Lawmakers agree: hospitals need more scrutiny
Lawmakers agreed to subject hospitals to better government scrutiny in the wake of several scandals and mishaps that became visible during the Covid-19 pandemic and the roll-out of vaccines.
Hospitals need to be more open about how they are spending taxpayers' money, parliamentarians from the government and opposition parties agreed on Wednesday during a debate requested by the leftist Déi Lénk.
Various cases of senior hospital officials jumping the queue for a Covid-19 vaccination have drawn attention to Luxembourg's decentralised hospital system, which - unlike for instance that of Israel or the UK - gives the healthcare sector plenty of leeway as to how it is organised.
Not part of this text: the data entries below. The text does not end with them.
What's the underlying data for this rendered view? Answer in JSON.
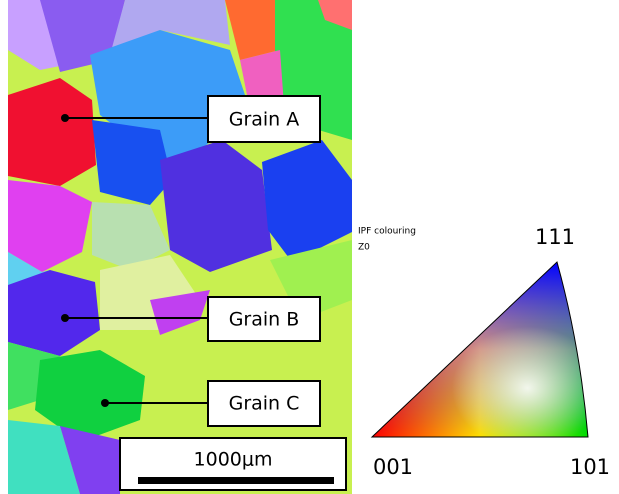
{
  "grain_labels": [
    "Grain A",
    "Grain B",
    "Grain C"
  ],
  "scale_bar": "1000μm",
  "legend": {
    "title": "IPF colouring",
    "axis": "Z0",
    "corners": {
      "top": "111",
      "left": "001",
      "right": "101"
    }
  }
}
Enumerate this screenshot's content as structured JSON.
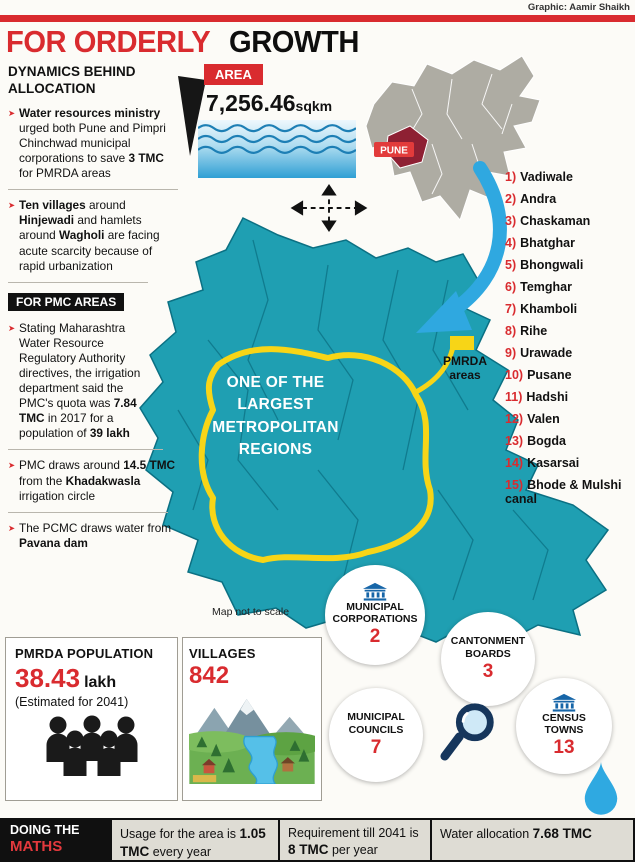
{
  "credit": "Graphic: Aamir Shaikh",
  "title": {
    "red": "FOR ORDERLY",
    "black": "GROWTH"
  },
  "left_panel": {
    "heading": "DYNAMICS BEHIND ALLOCATION",
    "marker": "➤",
    "bullets_top": [
      [
        {
          "t": "Water resources ministry",
          "b": 1
        },
        {
          "t": " urged both Pune and Pimpri Chinchwad municipal corporations to save ",
          "b": 0
        },
        {
          "t": "3 TMC",
          "b": 1
        },
        {
          "t": " for PMRDA areas",
          "b": 0
        }
      ],
      [
        {
          "t": "Ten villages",
          "b": 1
        },
        {
          "t": " around ",
          "b": 0
        },
        {
          "t": "Hinjewadi",
          "b": 1
        },
        {
          "t": " and hamlets around ",
          "b": 0
        },
        {
          "t": "Wagholi",
          "b": 1
        },
        {
          "t": " are facing acute scarcity because of rapid urbanization",
          "b": 0
        }
      ]
    ],
    "pmc_label": "FOR PMC AREAS",
    "bullets_pmc": [
      [
        {
          "t": "Stating Maharashtra Water Resource Regulatory Authority directives, the irrigation department said the PMC's quota was ",
          "b": 0
        },
        {
          "t": "7.84 TMC",
          "b": 1
        },
        {
          "t": " in 2017 for a population of ",
          "b": 0
        },
        {
          "t": "39 lakh",
          "b": 1
        }
      ],
      [
        {
          "t": "PMC draws around ",
          "b": 0
        },
        {
          "t": "14.5 TMC",
          "b": 1
        },
        {
          "t": " from the ",
          "b": 0
        },
        {
          "t": "Khadakwasla",
          "b": 1
        },
        {
          "t": " irrigation circle",
          "b": 0
        }
      ],
      [
        {
          "t": "The PCMC draws water from ",
          "b": 0
        },
        {
          "t": "Pavana dam",
          "b": 1
        }
      ]
    ]
  },
  "area": {
    "label": "AREA",
    "value": "7,256.46",
    "unit": "sqkm"
  },
  "state_map": {
    "pune": "PUNE"
  },
  "catchments": [
    {
      "num": "1)",
      "name": "Vadiwale"
    },
    {
      "num": "2)",
      "name": "Andra"
    },
    {
      "num": "3)",
      "name": "Chaskaman"
    },
    {
      "num": "4)",
      "name": "Bhatghar"
    },
    {
      "num": "5)",
      "name": "Bhongwali"
    },
    {
      "num": "6)",
      "name": "Temghar"
    },
    {
      "num": "7)",
      "name": "Khamboli"
    },
    {
      "num": "8)",
      "name": "Rihe"
    },
    {
      "num": "9)",
      "name": "Urawade"
    },
    {
      "num": "10)",
      "name": "Pusane"
    },
    {
      "num": "11)",
      "name": "Hadshi"
    },
    {
      "num": "12)",
      "name": "Valen"
    },
    {
      "num": "13)",
      "name": "Bogda"
    },
    {
      "num": "14)",
      "name": "Kasarsai"
    },
    {
      "num": "15)",
      "name": "Bhode & Mulshi canal"
    }
  ],
  "map": {
    "caption_lines": [
      "ONE OF THE",
      "LARGEST",
      "METROPOLITAN",
      "REGIONS"
    ],
    "legend_lines": [
      "PMRDA",
      "areas"
    ],
    "note": "Map not to scale"
  },
  "population": {
    "heading": "PMRDA POPULATION",
    "value": "38.43",
    "unit": "lakh",
    "sub": "(Estimated for 2041)"
  },
  "villages": {
    "heading": "VILLAGES",
    "value": "842"
  },
  "stats": [
    {
      "label": "MUNICIPAL CORPORATIONS",
      "value": "2"
    },
    {
      "label": "CANTONMENT BOARDS",
      "value": "3"
    },
    {
      "label": "MUNICIPAL COUNCILS",
      "value": "7"
    },
    {
      "label": "CENSUS TOWNS",
      "value": "13"
    }
  ],
  "footer": {
    "head_top": "DOING THE",
    "head_bottom": "MATHS",
    "cells": [
      {
        "pre": "Usage for the area is ",
        "bold": "1.05 TMC",
        "post": " every year"
      },
      {
        "pre": "Requirement till 2041 is ",
        "bold": "8 TMC",
        "post": " per year"
      },
      {
        "pre": "Water allocation ",
        "bold": "7.68 TMC",
        "post": ""
      }
    ]
  },
  "colors": {
    "accent_red": "#d92b2f",
    "map_teal": "#1f9fb2",
    "boundary_yellow": "#f7d517",
    "arrow_blue": "#2fa8e0"
  }
}
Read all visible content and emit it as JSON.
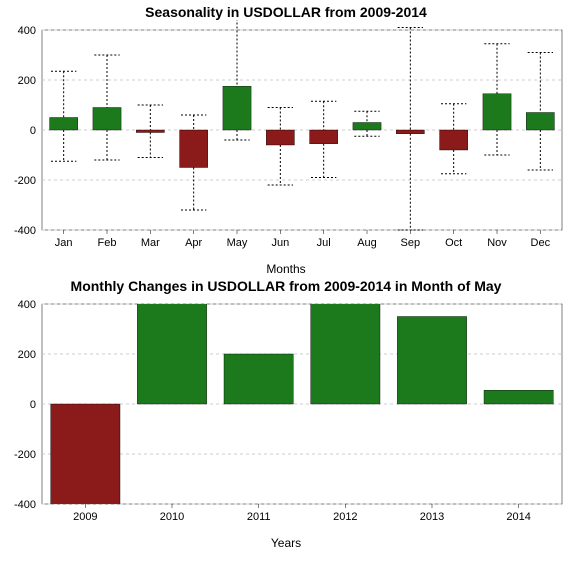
{
  "chart1": {
    "type": "boxplot-bar",
    "title": "Seasonality in USDOLLAR from 2009-2014",
    "title_fontsize": 14,
    "xlabel": "Months",
    "categories": [
      "Jan",
      "Feb",
      "Mar",
      "Apr",
      "May",
      "Jun",
      "Jul",
      "Aug",
      "Sep",
      "Oct",
      "Nov",
      "Dec"
    ],
    "bar_values": [
      50,
      90,
      -10,
      -150,
      175,
      -60,
      -55,
      30,
      -15,
      -80,
      145,
      70
    ],
    "whisker_high": [
      235,
      300,
      100,
      60,
      510,
      90,
      115,
      75,
      410,
      105,
      345,
      310
    ],
    "whisker_low": [
      -125,
      -120,
      -110,
      -320,
      -40,
      -220,
      -190,
      -25,
      -400,
      -175,
      -100,
      -160
    ],
    "ylim": [
      -400,
      400
    ],
    "yticks": [
      -400,
      -200,
      0,
      200,
      400
    ],
    "positive_color": "#1c7a1c",
    "negative_color": "#8b1a1a",
    "grid_color": "#cccccc",
    "background": "#ffffff",
    "bar_width": 0.65
  },
  "chart2": {
    "type": "bar",
    "title": "Monthly Changes in USDOLLAR from 2009-2014 in Month of May",
    "title_fontsize": 14,
    "xlabel": "Years",
    "categories": [
      "2009",
      "2010",
      "2011",
      "2012",
      "2013",
      "2014"
    ],
    "values": [
      -440,
      480,
      200,
      420,
      350,
      55
    ],
    "ylim": [
      -400,
      400
    ],
    "yticks": [
      -400,
      -200,
      0,
      200,
      400
    ],
    "positive_color": "#1c7a1c",
    "negative_color": "#8b1a1a",
    "grid_color": "#cccccc",
    "background": "#ffffff",
    "bar_width": 0.8
  }
}
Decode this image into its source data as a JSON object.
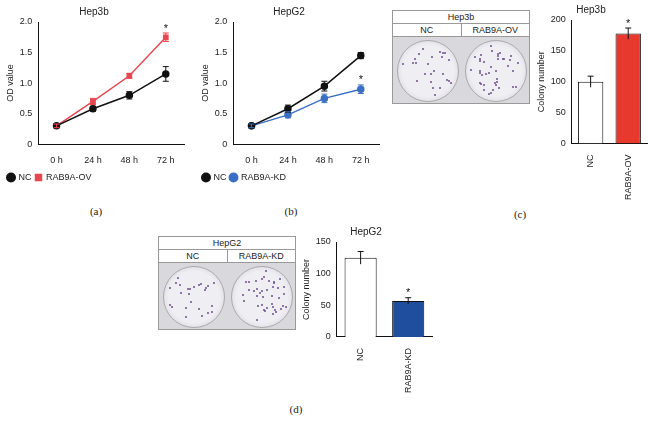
{
  "panel_labels": [
    "(a)",
    "(b)",
    "(c)",
    "(d)"
  ],
  "images": [
    {
      "title": "Hep3b",
      "labels": [
        "NC",
        "RAB9A-OV"
      ]
    },
    {
      "title": "HepG2",
      "labels": [
        "NC",
        "RAB9A-KD"
      ]
    }
  ],
  "chart_data": [
    {
      "type": "line",
      "title": "Hep3b",
      "y_label": "OD value",
      "categories": [
        "0 h",
        "24 h",
        "48 h",
        "72 h"
      ],
      "ylim": [
        0,
        2
      ],
      "yticks": [
        0,
        0.5,
        {
          "value": 1,
          "label": "1.0"
        },
        1.5,
        {
          "value": 2,
          "label": "2.0"
        }
      ],
      "grid": false,
      "legend": "bottom",
      "series": [
        {
          "name": "NC",
          "color": "#111111",
          "marker": "circle",
          "values": [
            0.3,
            0.58,
            0.8,
            1.15
          ],
          "errors": [
            0.03,
            0.04,
            0.06,
            0.12
          ]
        },
        {
          "name": "RAB9A-OV",
          "color": "#e8474f",
          "marker": "square",
          "values": [
            0.3,
            0.7,
            1.12,
            1.75
          ],
          "errors": [
            0.03,
            0.05,
            0.04,
            0.07
          ]
        }
      ],
      "annotations": [
        {
          "text": "*",
          "category": "72 h",
          "series": "RAB9A-OV"
        }
      ]
    },
    {
      "type": "line",
      "title": "HepG2",
      "y_label": "OD value",
      "categories": [
        "0 h",
        "24 h",
        "48 h",
        "72 h"
      ],
      "ylim": [
        0,
        2
      ],
      "yticks": [
        0,
        0.5,
        {
          "value": 1,
          "label": "1.0"
        },
        1.5,
        {
          "value": 2,
          "label": "2.0"
        }
      ],
      "grid": false,
      "legend": "bottom",
      "series": [
        {
          "name": "NC",
          "color": "#111111",
          "marker": "circle",
          "values": [
            0.3,
            0.58,
            0.95,
            1.45
          ],
          "errors": [
            0.03,
            0.06,
            0.08,
            0.05
          ]
        },
        {
          "name": "RAB9A-KD",
          "color": "#3b6fc4",
          "marker": "circle",
          "values": [
            0.3,
            0.48,
            0.75,
            0.9
          ],
          "errors": [
            0.03,
            0.05,
            0.07,
            0.07
          ]
        }
      ],
      "annotations": [
        {
          "text": "*",
          "category": "72 h",
          "series": "RAB9A-KD"
        }
      ]
    },
    {
      "type": "bar",
      "title": "Hep3b",
      "y_label": "Colony number",
      "categories": [
        "NC",
        "RAB9A-OV"
      ],
      "values": [
        100,
        178
      ],
      "errors": [
        9,
        9
      ],
      "colors": [
        "#ffffff",
        "#e8392f"
      ],
      "ylim": [
        0,
        200
      ],
      "yticks": [
        0,
        50,
        100,
        150,
        200
      ],
      "grid": false,
      "annotations": [
        {
          "text": "*",
          "category": "RAB9A-OV"
        }
      ]
    },
    {
      "type": "bar",
      "title": "HepG2",
      "y_label": "Colony number",
      "categories": [
        "NC",
        "RAB9A-KD"
      ],
      "values": [
        125,
        57
      ],
      "errors": [
        10,
        5
      ],
      "colors": [
        "#ffffff",
        "#1f4e9e"
      ],
      "ylim": [
        0,
        150
      ],
      "yticks": [
        0,
        50,
        100,
        150
      ],
      "grid": false,
      "annotations": [
        {
          "text": "*",
          "category": "RAB9A-KD"
        }
      ]
    }
  ]
}
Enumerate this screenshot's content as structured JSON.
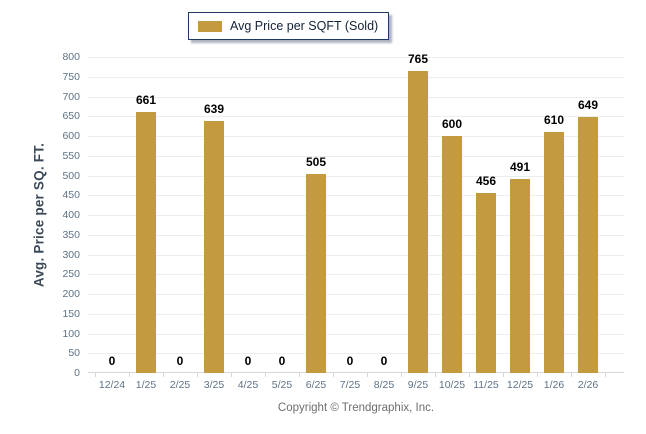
{
  "chart_data": {
    "type": "bar",
    "title": "Avg Price per SQFT (Sold)",
    "legend": "Avg Price per SQFT (Sold)",
    "legend_position": "top-center",
    "categories": [
      "12/24",
      "1/25",
      "2/25",
      "3/25",
      "4/25",
      "5/25",
      "6/25",
      "7/25",
      "8/25",
      "9/25",
      "10/25",
      "11/25",
      "12/25",
      "1/26",
      "2/26"
    ],
    "values": [
      0,
      661,
      0,
      639,
      0,
      0,
      505,
      0,
      0,
      765,
      600,
      456,
      491,
      610,
      649
    ],
    "xlabel": "",
    "ylabel": "Avg. Price per SQ. FT.",
    "ylim": [
      0,
      800
    ],
    "ytick_step": 50,
    "grid": true,
    "bar_color": "#C49A3F"
  },
  "footer": {
    "copyright": "Copyright © Trendgraphix, Inc."
  },
  "colors": {
    "bar": "#C49A3F",
    "legend_border": "#1F3864",
    "legend_text": "#13233A",
    "grid": "#EDEDED",
    "axis": "#D6D6D6",
    "tick_label": "#5E7286",
    "value_label": "#000000",
    "ylabel_text": "#3B4A59",
    "copyright_text": "#6E6E6E"
  }
}
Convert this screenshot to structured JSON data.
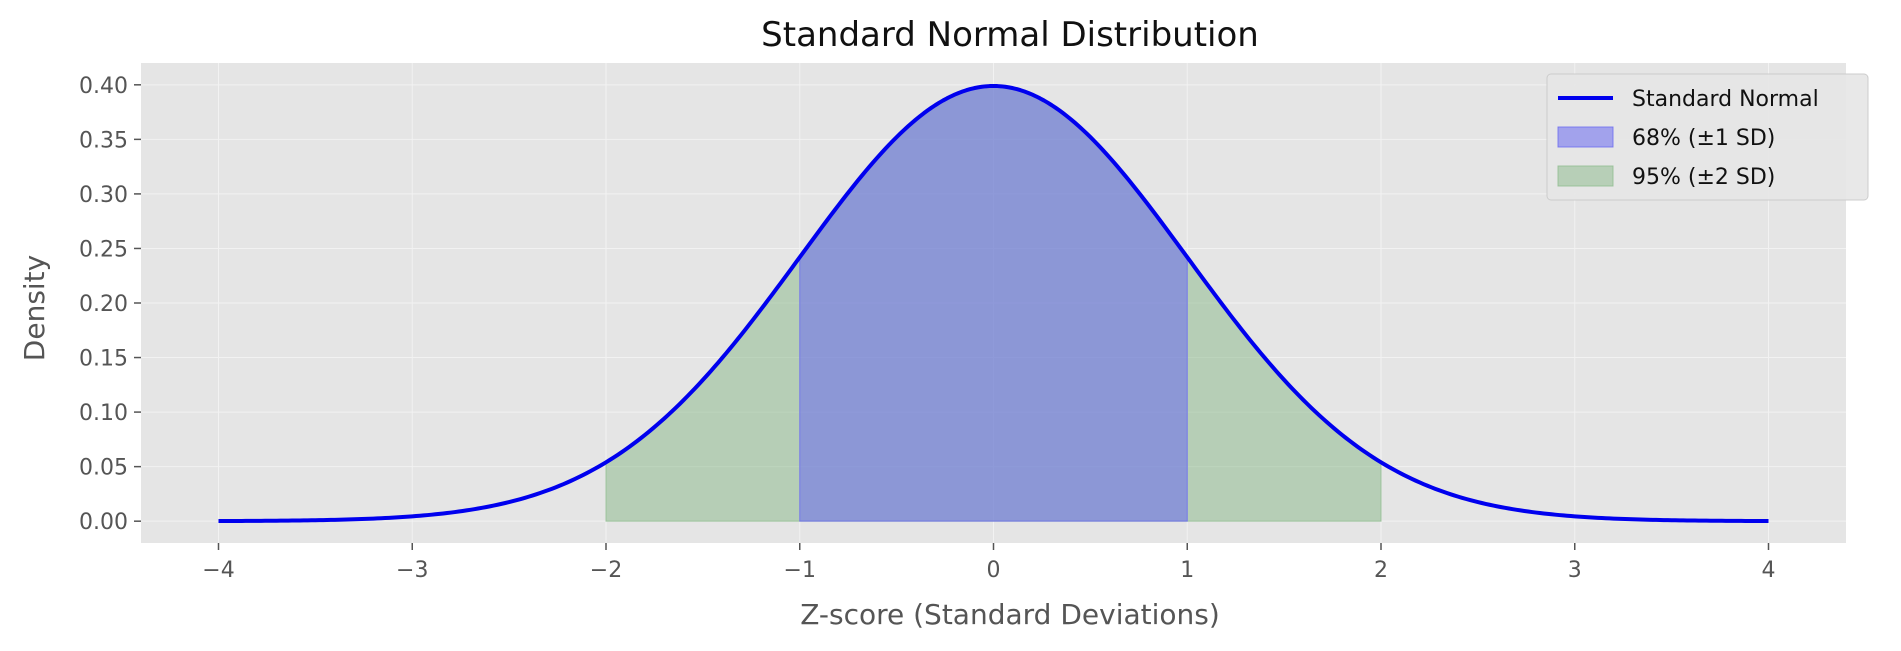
{
  "chart_data": {
    "type": "line",
    "title": "Standard Normal Distribution",
    "xlabel": "Z-score (Standard Deviations)",
    "ylabel": "Density",
    "xlim": [
      -4.4,
      4.4
    ],
    "ylim": [
      -0.02,
      0.42
    ],
    "x_ticks": [
      -4,
      -3,
      -2,
      -1,
      0,
      1,
      2,
      3,
      4
    ],
    "x_tick_labels": [
      "−4",
      "−3",
      "−2",
      "−1",
      "0",
      "1",
      "2",
      "3",
      "4"
    ],
    "y_ticks": [
      0.0,
      0.05,
      0.1,
      0.15,
      0.2,
      0.25,
      0.3,
      0.35,
      0.4
    ],
    "y_tick_labels": [
      "0.00",
      "0.05",
      "0.10",
      "0.15",
      "0.20",
      "0.25",
      "0.30",
      "0.35",
      "0.40"
    ],
    "grid": true,
    "legend_position": "top-right",
    "series": [
      {
        "name": "Standard Normal",
        "kind": "line",
        "color": "#0000ee",
        "function": "standard normal pdf",
        "x_range": [
          -4,
          4
        ],
        "x": [
          -4,
          -3.5,
          -3,
          -2.5,
          -2,
          -1.5,
          -1,
          -0.5,
          0,
          0.5,
          1,
          1.5,
          2,
          2.5,
          3,
          3.5,
          4
        ],
        "y": [
          0.0001,
          0.0009,
          0.0044,
          0.0175,
          0.054,
          0.1295,
          0.242,
          0.3521,
          0.3989,
          0.3521,
          0.242,
          0.1295,
          0.054,
          0.0175,
          0.0044,
          0.0009,
          0.0001
        ]
      }
    ],
    "shaded_regions": [
      {
        "name": "95% (±2 SD)",
        "range": [
          -2,
          2
        ],
        "color": "#8fbc8f"
      },
      {
        "name": "68% (±1 SD)",
        "range": [
          -1,
          1
        ],
        "color": "#6a6af0"
      }
    ],
    "legend_entries": [
      {
        "label": "Standard Normal",
        "kind": "line",
        "color": "#0000ee"
      },
      {
        "label": "68% (±1 SD)",
        "kind": "patch",
        "color": "#6a6af0"
      },
      {
        "label": "95% (±2 SD)",
        "kind": "patch",
        "color": "#8fbc8f"
      }
    ]
  },
  "colors": {
    "plot_background": "#e5e5e5",
    "grid": "#f2f2f2",
    "tick_text": "#555555"
  }
}
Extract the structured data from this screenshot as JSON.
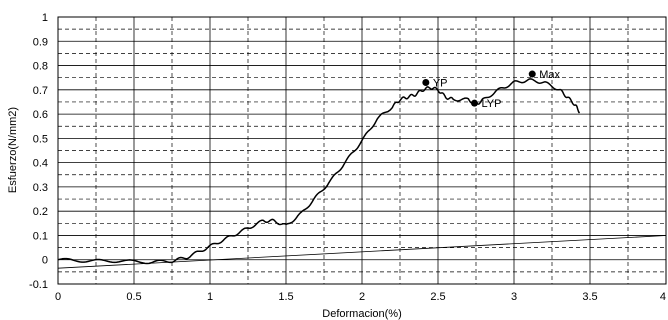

In February, governing board members of the Robert Schuman hospital received a vaccination ahead of their turn and in March, the Centre Hospitalier du Nord in Ettelbrück, asked the public prosecutor to look into how its staff handed out the coronavirus vaccine, after reporting "potential irregularities".
The government commissioner for hospitals as well as the Court of Auditors should get greater powers to oversee hospitals, the parties said.
During the debate in parliament, Health Minister Paulette Lenert agreed that more transparency was needed, but she did not go into further details.
Already in 2019, a report by the court - Luxembourg's budget watchdog - voiced concerns over a lack of insight into how hospitals were using public funds to modernise their operations.
All hospitals should have the legal structure of a foundation, the Left party said. Currently, they operate under regimes as diverse as a public establishment, a limited liability company, or a foundation. But the other parties rejected that idea.